In today’s Senate, only one Republican, Lisa Murkowski of Alaska, voted to permit consideration of a renewed voting rights act, and none — not even Murkowski — voted to take up the Freedom to Vote Act, designed to create federal voting standards that would undo voter suppression and election subversion efforts being enacted in many GOP-led states.
Thus this crisis point that has brought Biden, the proud “institutionalist,” at long last to offer an unequivocal endorsement of changing the Senate’s filibuster rules to allow the democracy bills to pass with only Democratic votes.
Senate Majority Leader Charles E. Schumer (D-N.Y.) struck a blow of his own against Republican obstruction on Wednesday by announcing plans to use an often-overlooked rule that will allow the Senate to open debate on voting rights without a supermajority. Closing debate would, absent reform of the filibuster, still require 10 Republican votes.
In the coming days, let’s not hear talk of Biden and his party trying to “muscle through” democracy bills along partisan lines. As Biden made clear, they have to use their muscle only because Republicans have abandoned what was, for more than four decades, a cross-party commitment to national standards to guarantee the right to vote. Democrats have no choice but to do it alone.

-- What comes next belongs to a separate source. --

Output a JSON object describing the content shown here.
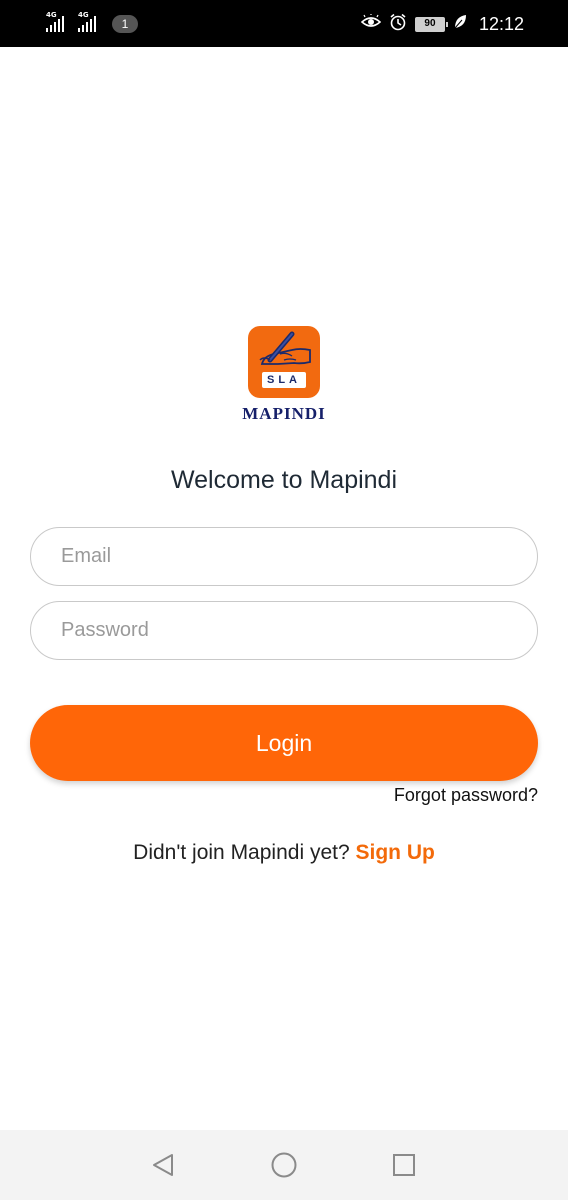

“State legislatures can pass anti-voting laws with simple majorities,” Biden said. “If they can do that, then the United States Senate should be able to protect voting rights by a simple majority.”

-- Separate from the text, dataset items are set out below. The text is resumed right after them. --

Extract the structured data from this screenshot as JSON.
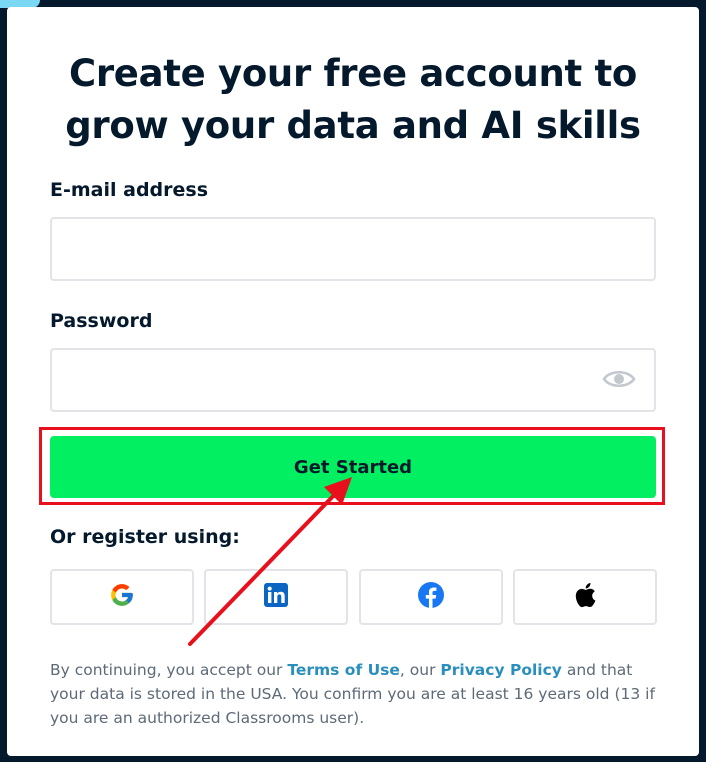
{
  "form": {
    "title_line1": "Create your free account to",
    "title_line2": "grow your data and AI skills",
    "email_label": "E-mail address",
    "email_value": "",
    "email_placeholder": "",
    "password_label": "Password",
    "password_value": "",
    "password_placeholder": "",
    "submit_label": "Get Started"
  },
  "social": {
    "heading": "Or register using:",
    "providers": [
      {
        "name": "Google",
        "icon": "google-icon"
      },
      {
        "name": "LinkedIn",
        "icon": "linkedin-icon"
      },
      {
        "name": "Facebook",
        "icon": "facebook-icon"
      },
      {
        "name": "Apple",
        "icon": "apple-icon"
      }
    ]
  },
  "legal": {
    "part1": "By continuing, you accept our ",
    "terms_link": "Terms of Use",
    "part2": ", our ",
    "privacy_link": "Privacy Policy",
    "part3": " and that your data is stored in the USA. You confirm you are at least 16 years old (13 if you are an authorized Classrooms user)."
  },
  "colors": {
    "background": "#05192d",
    "primary": "#03ef62",
    "link": "#2a8fbd",
    "highlight": "#e8101c"
  }
}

This has been obvious since early last year, which made another of Biden’s lines unintentionally revealing.
“I’m tired of being quiet!” he said — to laughter and applause — of his earlier reticence in the voting rights battle.
Many of his allies were tired of his restraint too. Their frustration led some voting rights leaders to boycott his Atlanta speech. Biden should have engaged far earlier and more robustly. As it was, the New York Times reported in July, administration aides aroused the fury of many Biden allies when they claimed that it was possible to “out-organize voter suppression.”
At the time, Sherrilyn Ifill, president of the NAACP Legal Defense and Educational Fund, shot back: “We cannot litigate our way out of this and we cannot organize our way out of this.”
And Biden’s message to Democratic Sens. Joe Manchin III (W.Va.) and Kyrsten Sinema (Ariz.) was unmistakable. Both have defended the filibuster as a way of promoting bipartisan accord. This is, to be charitable, a questionable reading of the filibuster’s history. At this moment, protecting the filibuster from any change is the same as supporting the sabotage of democracy that’s happening in GOP-led states.
This really is the “yes or no” question Biden framed. “Do you want to be on the side of Dr. King or George Wallace?” he asked on Tuesday. “Do you want to be on the side of John Lewis or Bull Connor? Do you want to be on the side of Abraham Lincoln or Jefferson Davis?”
This was, as Biden likes to say, not hyperbole. Vice President Harris was right to point out in Atlanta that odious practices come to be seen as “normal” if they are allowed to stand. Jim Crow seemed “normal” for a long time.
The test of the president’s persuasive powers will be whether his intervention bolsters the efforts of moderate Democratic senators — including Tim Kaine of Virginia, Jon Tester of Montana, Amy Klobuchar of Minnesota and Angus King, an independent from Maine who caucuses with Democrats — to persuade Manchin and Sinema that propping up the filibuster in its current form misreads the historical circumstance.
By moving the democracy bills to the Senate floor, Schumer dramatizes the stakes for the two holdouts. It’s one thing to talk about rules in the abstract. It’s quite another to kill a bill guaranteeing the right to vote.
Biden is all-in now, and the president plans to attend Thursday’s Senate Democratic Caucus lunch to make his case personally.
The old Senate warhorse will tell his former colleagues that so much of what he once believed about Republicans, about his beloved Senate and about its traditions no longer meets the moment. Democracy matters more.